Le 5 décembre, les Américains commencent le siège de Québec. Toutes les routes sont bloquées. Mais les batteries américaines, de faible portée, se révèlent inefficaces.

Disposant de faibles moyens, ne pouvant affamer la ville et devant tenir compte de l’expiration des contrats des mercenaires le 1er janvier 1776, les Américains décident de prendre la ville d’assaut.

Le plan consiste en deux attaques de diversion, l’une du côté de la Citadelle, l’autre en direction de la porte Saint-Jean, devaient permettre à Montgomery de descendre la côte Gilmour et longer le fleuve en direction de Près-de-ville. De cette façon il rejoindrait Arnold dans le quartier du Palais (à l’est de la place Royale).

Montgomery crut un moment avoir réussi à surprendre les défenseurs.

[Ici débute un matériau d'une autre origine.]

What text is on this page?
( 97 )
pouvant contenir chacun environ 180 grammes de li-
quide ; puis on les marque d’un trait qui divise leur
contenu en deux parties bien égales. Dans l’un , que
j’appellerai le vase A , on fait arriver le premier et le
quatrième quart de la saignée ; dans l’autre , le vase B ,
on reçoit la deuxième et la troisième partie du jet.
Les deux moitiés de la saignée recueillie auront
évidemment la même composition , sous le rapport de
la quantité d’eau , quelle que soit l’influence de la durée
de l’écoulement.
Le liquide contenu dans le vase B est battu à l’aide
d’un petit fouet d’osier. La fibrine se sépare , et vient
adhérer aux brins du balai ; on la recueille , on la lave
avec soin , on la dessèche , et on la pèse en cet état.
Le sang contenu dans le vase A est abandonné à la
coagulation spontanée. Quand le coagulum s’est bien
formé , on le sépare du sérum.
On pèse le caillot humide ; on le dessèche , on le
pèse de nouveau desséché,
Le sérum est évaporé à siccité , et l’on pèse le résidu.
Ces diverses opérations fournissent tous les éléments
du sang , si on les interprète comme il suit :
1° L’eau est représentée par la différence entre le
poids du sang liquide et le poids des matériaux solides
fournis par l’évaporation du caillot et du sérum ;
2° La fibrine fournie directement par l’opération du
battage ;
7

Apercevant la première maison de la Basse Ville, une solide construction de pierre appelée la Potasse, qu’il croyait déserte, il s’écria :

«En avant ! mes braves, Québec est à nous !» Les Américains durent toutefois rapidement comprendre que La Potasse n’était pas déserte et ces défenseurs attaquèrent les Américains.

attaque americaine

Montgomery, son aide de camp ainsi que plusieurs hommes de son état-major furent tués. Arnold ne fut guère plus chanceux du côté du quartier du Palais. Il dut également ordonner la retraite.

Québec restait aux mains des Britanniques. Mais le siège de la ville se poursuivit jusqu’au printemps. L’arrivée de renforts permettra alors aux Britanniques de chasser les Américains.